Shears with ratchet mechanisms have the advantage that higher resistance forces of the material to be cut can be overcome with moderate hand force of the user than with shears with the same hand lever length without a ratchet mechanism. A design is especially customary in which in a first articulation a second hand lever and in a second articulation a second shears lever are connected to a first pivot lever that contains a first shears shaft and a first hand lever. The second shears lever contains a second shears cheek and a lever extension. The lever extension is connected via a ratchet lever to the second hand lever, whereby a first end of the ratchet lever is supported in a third articulation and the second end of the ratchet lever is supported on a ratchet structure with several ratchet steps. In a first ratchet position, in which the ratchet lever engages after the maximal opening position of the hand levers during the closing of the hand levers, the shears cheeks (e.g. blades) cannot be completely closed. The hand levers must be opened a little bit wider again after reaching the end position of a first closing operation of the hand levers, whereby the ratchet lever jumps under spring action to one of the next ratchet steps, in which in the end position of the hand lever closing operation a more extensive or complete closing of the shears cheeks is possible. Shears with such a ratchet mechanism are known, e.g. from DE 298 16 971 U1.
The multiple closing operations of the hand levers with partial opening to be carried out in between them are also necessary if the resistance of the material to be cut could also be overcome in a single closing operation of the hand levers, in the following as a direct cut, by the hand force that can be applied by the user on the hand levers. In such a case the multi-step cutting operation via the ratchet mechanism is unnecessarily expensive.
The GARDENA Comfort Ratchet Shears Smart Cut has a pivotable support lever on the second handgrip, with which support lever the end of the lever extension of the second shears lever, which end faces away from the second shears axis, can be supported against the second hand lever in a ratchet mechanism of the described type without the ratchet lever with the ratchet structure becoming effective in a force-transferring manner so that a direct cut can be carried out with an expenditure of force as in traditional garden shears. For stronger material to be cut the ratchet mechanism can be engaged by pivoting the support lever away and a cut can be made in several motions.

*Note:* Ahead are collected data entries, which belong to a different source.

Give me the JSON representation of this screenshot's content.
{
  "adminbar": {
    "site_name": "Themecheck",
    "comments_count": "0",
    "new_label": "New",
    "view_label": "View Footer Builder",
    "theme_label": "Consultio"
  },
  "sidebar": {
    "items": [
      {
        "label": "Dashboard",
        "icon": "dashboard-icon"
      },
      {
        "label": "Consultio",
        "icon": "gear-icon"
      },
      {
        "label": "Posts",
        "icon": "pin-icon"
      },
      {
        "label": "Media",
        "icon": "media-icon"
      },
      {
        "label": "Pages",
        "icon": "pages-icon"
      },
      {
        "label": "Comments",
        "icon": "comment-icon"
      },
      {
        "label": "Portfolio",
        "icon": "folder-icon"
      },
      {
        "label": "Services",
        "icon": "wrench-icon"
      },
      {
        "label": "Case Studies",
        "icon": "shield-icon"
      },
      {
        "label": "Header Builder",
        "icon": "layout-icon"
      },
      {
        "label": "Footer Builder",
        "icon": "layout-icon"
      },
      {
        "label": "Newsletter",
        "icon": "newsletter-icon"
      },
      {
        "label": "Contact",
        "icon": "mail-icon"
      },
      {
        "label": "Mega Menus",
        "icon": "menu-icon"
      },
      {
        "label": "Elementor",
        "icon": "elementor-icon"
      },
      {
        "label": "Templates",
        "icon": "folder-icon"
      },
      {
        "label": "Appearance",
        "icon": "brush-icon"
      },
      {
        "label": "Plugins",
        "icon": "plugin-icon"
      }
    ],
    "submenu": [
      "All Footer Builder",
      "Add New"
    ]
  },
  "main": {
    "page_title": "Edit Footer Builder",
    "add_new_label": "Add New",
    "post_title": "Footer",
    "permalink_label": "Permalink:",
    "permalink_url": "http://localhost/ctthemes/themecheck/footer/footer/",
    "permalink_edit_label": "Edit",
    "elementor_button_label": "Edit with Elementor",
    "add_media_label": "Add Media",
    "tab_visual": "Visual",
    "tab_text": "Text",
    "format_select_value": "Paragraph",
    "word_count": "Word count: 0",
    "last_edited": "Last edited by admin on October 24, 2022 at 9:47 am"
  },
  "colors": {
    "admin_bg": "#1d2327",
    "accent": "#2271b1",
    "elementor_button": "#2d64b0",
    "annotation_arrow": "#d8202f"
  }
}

U.S. Pat. No. 6,470,575 B2 suggests, in order to avoid the multiple actuation of ratchet shears, the construction of a control cam on the lever extension facing the second hand lever, which cam is guided on two rollers arranged on the second hand lever during the closing operation carried out as a direct cut. However, this is only an attempt to optimize the expenditure of force via the course of a cutting operation during a direct cut. One according to the same principle but with a roller on the lever extension and with a control cam on the second hand lever is described in the MD 3065 F1. A distinct reduction of the required force by a multiple closing operation of a ratchet mechanism with a greater accumulative hand lever travel is not possible with these shears with control cam.